The design and building process comprises seven stages common to all architectural firms. They are:
We begin by listening to your specific wants and needs. We generally do this initial consultation for no obligation to us or the client. This brief should be seen as something which can and will evolve. The more information we have, the better. We might talk about the project’s proposed budget and timing, and indicate which other parties might need to be involved. From there, we ask for a contract agreement for architect services that covers cost, services provided and fees. Once engaged, we assemble all relevant data about the construction site. This might include the Certificate of Title, drainage plans, and zoning and town planning information. Issues with regard to existing planting, water courses and soil type may also be addressed. We meet the client at the site and gain more information about its idiosyncrasies such as weather effects, driveways, noise, sewerage services and neighbours.
The conceptis what we do without the client seeing. The brief is analysed and a site analysis prepared. We prepare a feasibility report and concept drawings then report to the client on any design constraints. We might draw a floor plan and two or three perspective sketches to show alternative solutions. This is another opportunity to develop the project.
We prepare a preliminary sketch design, which reflects your brief, any physical or council restrictions on the site and your budget. The more information provided, the closer we will be to a solution at this stage. We assess the financial viability of the design to budget and, if requested, call in a quantity surveyor to give an independent cost estimate. Predicting the final cost of a project, particularly if it involves renovation work rather than new building, can be difficult. Layers of information are added at each part of the process. We discuss the sketch and give the client time – as much as they need – to get back to us with minor changes.
At this stage, we address any issues arising from the preliminary sketch and develop the design to a stage from which detailed design and specifications can be prepared. This design details how the building might be put together and will be presented with dimensions on floor plans, elevations, perspective sketches of interior and exterior, and a preliminary schedule of material and finishes. We can also revise the cost estimate and report on resource consent issues.
The detailed design is based on an approved developed design. These “working drawings” are created so the builder can submit a contract price or tender to build and we can apply for building consent. We prepare extra construction and finishing details – like windows, kitchen, bathrooms – schedules and drawings and specifications.
A number of building contractors are usually invited to competitively tender for the project – that is to submit their proposed costs and time to carry out the job. Contract documents are drawn up for signing. We strongly advise clients to take the risk out of the procurement and building process by taking advantage of our full service from inception to project completion. We believe this continued involvement, particularly in light of increased government bureaucracy and the leaky house syndrome, significantly reduces the risks and results in a better final product. We recommend clients discuss these risks with us before ending the client-architect relationship.

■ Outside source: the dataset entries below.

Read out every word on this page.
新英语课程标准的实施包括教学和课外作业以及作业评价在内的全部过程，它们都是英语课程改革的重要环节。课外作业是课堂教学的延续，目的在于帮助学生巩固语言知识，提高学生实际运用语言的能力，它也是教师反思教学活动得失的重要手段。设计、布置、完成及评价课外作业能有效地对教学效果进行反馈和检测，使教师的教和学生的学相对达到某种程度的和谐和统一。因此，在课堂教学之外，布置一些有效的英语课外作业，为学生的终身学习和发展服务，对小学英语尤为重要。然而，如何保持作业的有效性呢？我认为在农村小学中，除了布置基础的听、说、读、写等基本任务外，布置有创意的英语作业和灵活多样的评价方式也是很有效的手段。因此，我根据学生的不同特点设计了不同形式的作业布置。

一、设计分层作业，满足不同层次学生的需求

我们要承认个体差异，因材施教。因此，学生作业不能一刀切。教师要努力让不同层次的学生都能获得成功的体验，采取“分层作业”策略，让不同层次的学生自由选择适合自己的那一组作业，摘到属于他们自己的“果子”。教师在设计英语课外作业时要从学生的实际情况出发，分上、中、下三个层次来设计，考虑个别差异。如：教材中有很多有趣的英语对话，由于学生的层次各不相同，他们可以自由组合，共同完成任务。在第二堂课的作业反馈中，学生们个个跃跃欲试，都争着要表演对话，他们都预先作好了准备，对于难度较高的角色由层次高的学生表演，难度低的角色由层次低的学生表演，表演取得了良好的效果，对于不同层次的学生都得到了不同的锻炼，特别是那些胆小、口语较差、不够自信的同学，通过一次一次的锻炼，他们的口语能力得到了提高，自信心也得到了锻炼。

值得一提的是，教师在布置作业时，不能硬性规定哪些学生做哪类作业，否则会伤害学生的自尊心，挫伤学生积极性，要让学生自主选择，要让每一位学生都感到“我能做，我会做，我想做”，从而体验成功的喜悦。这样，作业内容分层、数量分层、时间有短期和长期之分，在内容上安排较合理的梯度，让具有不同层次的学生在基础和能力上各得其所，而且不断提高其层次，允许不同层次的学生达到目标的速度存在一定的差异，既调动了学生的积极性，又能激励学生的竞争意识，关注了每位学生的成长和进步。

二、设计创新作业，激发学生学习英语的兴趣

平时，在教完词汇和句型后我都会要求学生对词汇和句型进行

Contract Administration & Observation
The architect’s role is twofold: observing the construction and administering the contract. Once construction is under way, we visit the site regularly to observe the progress of the works and ensure the design is constructed according to specifications and to its original intent. Among many other tasks, we maintain records, liaise with and co-ordinate consultants, receive and review payment claims from contractors and issue variations to enable the project budget to be maintained. Once construction is complete, we follow up with the building contractor any items that need completing or putting right as determined in the conditions of contract.